1. Sydney Opera House - I'm not sure why Australia has decided to push this so hard as a national symbol, but it may be the most recognizable thing in the country after the kangaroo.
2. Uluru - I like the top down shot best.
3. Victoria Abbey - It's cathedral-y, and has to be named after something.
4. Kakadoo National Park - I don't remember you mentioning the pleistosaur, though.
5. Little Desert - A beach, a dingo and a shipwreck walked into a sandbar.
6. Adelaide - It's a city. I'm expected to know which one? You said it was pretty.
7. South Penguin Island - Awww, penguins! Cute penguins!
8. Kakadoo National Park - Looks like the same cliff to me. Or maybe it's in New Zealand.
9. Great Australian Desert
10. National Yellow and Black Bird Park of Australia
11. Whitsunday Island
12. National Blue and Black Bird Park of Australia - What in the name of things I can't name is that bird wearing on its head?

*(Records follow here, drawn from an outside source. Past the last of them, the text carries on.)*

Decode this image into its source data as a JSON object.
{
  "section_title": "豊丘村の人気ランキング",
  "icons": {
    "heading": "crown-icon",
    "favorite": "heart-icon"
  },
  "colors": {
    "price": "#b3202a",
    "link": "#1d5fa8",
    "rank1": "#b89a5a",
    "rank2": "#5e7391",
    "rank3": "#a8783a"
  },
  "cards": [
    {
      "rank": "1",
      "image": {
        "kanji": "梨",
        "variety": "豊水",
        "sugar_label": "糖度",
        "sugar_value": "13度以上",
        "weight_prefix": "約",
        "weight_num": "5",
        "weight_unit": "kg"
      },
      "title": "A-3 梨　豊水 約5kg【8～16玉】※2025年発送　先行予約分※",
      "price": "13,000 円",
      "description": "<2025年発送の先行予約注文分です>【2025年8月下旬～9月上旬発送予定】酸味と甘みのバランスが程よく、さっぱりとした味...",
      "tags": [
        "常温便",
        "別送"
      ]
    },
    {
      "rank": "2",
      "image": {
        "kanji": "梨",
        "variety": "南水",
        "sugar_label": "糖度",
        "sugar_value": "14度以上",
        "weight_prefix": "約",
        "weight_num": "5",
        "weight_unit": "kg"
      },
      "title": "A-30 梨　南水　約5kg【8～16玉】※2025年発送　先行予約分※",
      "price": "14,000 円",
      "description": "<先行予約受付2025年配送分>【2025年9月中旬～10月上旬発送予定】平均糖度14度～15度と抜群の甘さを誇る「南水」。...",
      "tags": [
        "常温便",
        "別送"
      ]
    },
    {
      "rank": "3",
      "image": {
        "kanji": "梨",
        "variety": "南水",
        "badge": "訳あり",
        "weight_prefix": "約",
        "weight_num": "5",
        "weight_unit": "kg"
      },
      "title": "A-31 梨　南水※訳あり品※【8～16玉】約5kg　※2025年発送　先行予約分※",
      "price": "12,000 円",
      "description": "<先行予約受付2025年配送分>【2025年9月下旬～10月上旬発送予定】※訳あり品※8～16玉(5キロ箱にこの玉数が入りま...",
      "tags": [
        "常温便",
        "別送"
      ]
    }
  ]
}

That is a cassowary that thinks it's a pope. It's a common thing, with cassowaries.
Thanks for having a shot, Avi. With the second season I'll stop with the stupidly Australian quiz thing, I promise.

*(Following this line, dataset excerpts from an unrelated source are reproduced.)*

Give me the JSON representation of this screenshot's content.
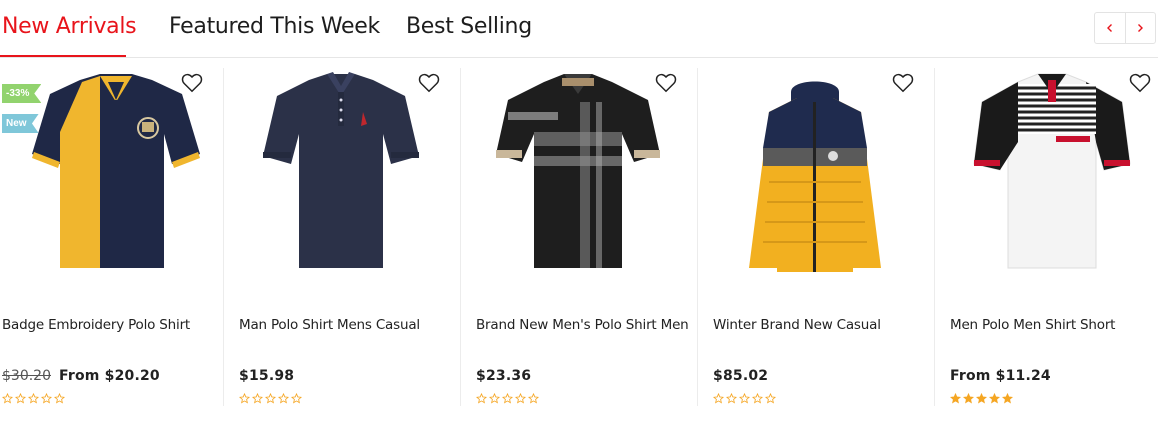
{
  "tabs": [
    {
      "label": "New Arrivals",
      "active": true
    },
    {
      "label": "Featured This Week",
      "active": false
    },
    {
      "label": "Best Selling",
      "active": false
    }
  ],
  "nav": {
    "prev_icon": "chevron-left-icon",
    "next_icon": "chevron-right-icon"
  },
  "colors": {
    "accent": "#e8141b",
    "star": "#f5a623",
    "sale_badge": "#92d36e",
    "new_badge": "#7fc7d9"
  },
  "products": [
    {
      "title": "Badge Embroidery Polo Shirt",
      "old_price": "$30.20",
      "price": "From $20.20",
      "badges": [
        "-33%",
        "New"
      ],
      "rating": 0,
      "image": "navy-yellow-polo-shirt"
    },
    {
      "title": "Man Polo Shirt Mens Casual",
      "old_price": "",
      "price": "$15.98",
      "badges": [],
      "rating": 0,
      "image": "navy-polo-shirt"
    },
    {
      "title": "Brand New Men's Polo Shirt Men",
      "old_price": "",
      "price": "$23.36",
      "badges": [],
      "rating": 0,
      "image": "black-plaid-polo-shirt"
    },
    {
      "title": "Winter Brand New Casual",
      "old_price": "",
      "price": "$85.02",
      "badges": [],
      "rating": 0,
      "image": "yellow-navy-puffer-jacket"
    },
    {
      "title": "Men Polo Men Shirt Short",
      "old_price": "",
      "price": "From $11.24",
      "badges": [],
      "rating": 5,
      "image": "white-striped-polo-shirt"
    }
  ]
}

1. Why, that would be the world famous Sydney Opera House!
2. That's where the girls disappear in "Picnic at Hanging Rock." Let's call it "Hanging Rock"!
3. That is the ruins of, um, the first European cathedral at the original settlement of, say, Sydney.
4. One of Australia's many lovely national parks.
5. Some sort of coast. The [Something] Coast!
6. Melbourne? The building looks guvmental, and the streets look planned, but it looks too big for Canberra.
7. Some sort of god-forsaken polar island to which Australia lays claim.
8. Mesa Verde, Colorado. Tricky!
9. Clearly someplace in china.
10. This would be the mangrove forest on the North Coast that gave those Victorian bumblers such a hard time.
11. New Zealand. Tricky!
12. The Emu Grotto.
w00t!!! 12/12!!!
Michael, considering that I know you have too much integrity (and also sense) to cheat off of me, it's remarkable how similar our answers are. We both got in that little "if it's really scenic, it's probably in New Zealand" dig, and made desperate references to the previous quizzes in about the same places. Unwise Owl, you'll have to find some genuine Australians to compete here, or else one of Michael and me will have to win.
Also, can't any of your birds FLY?
I don't think that there are any genuine Australians left.
And no, they don't.
Flying is for chumps.
If you're having trouble with the ultimate quiz, maybe you can just copy one from someone else...
http://www.oprah.com/oprahshow/Test-Your-Australia-Knowledge
I got one point on Oprah's quiz, and it wasn't as much fun as UO's.
Oprah's quiz was also wrong, claiming that Australians invented aspirin in 1915. And that you don't all ride kangaroos to work.
Spreading confusion and disinformation sounds like a good ol' Aussie prank, however.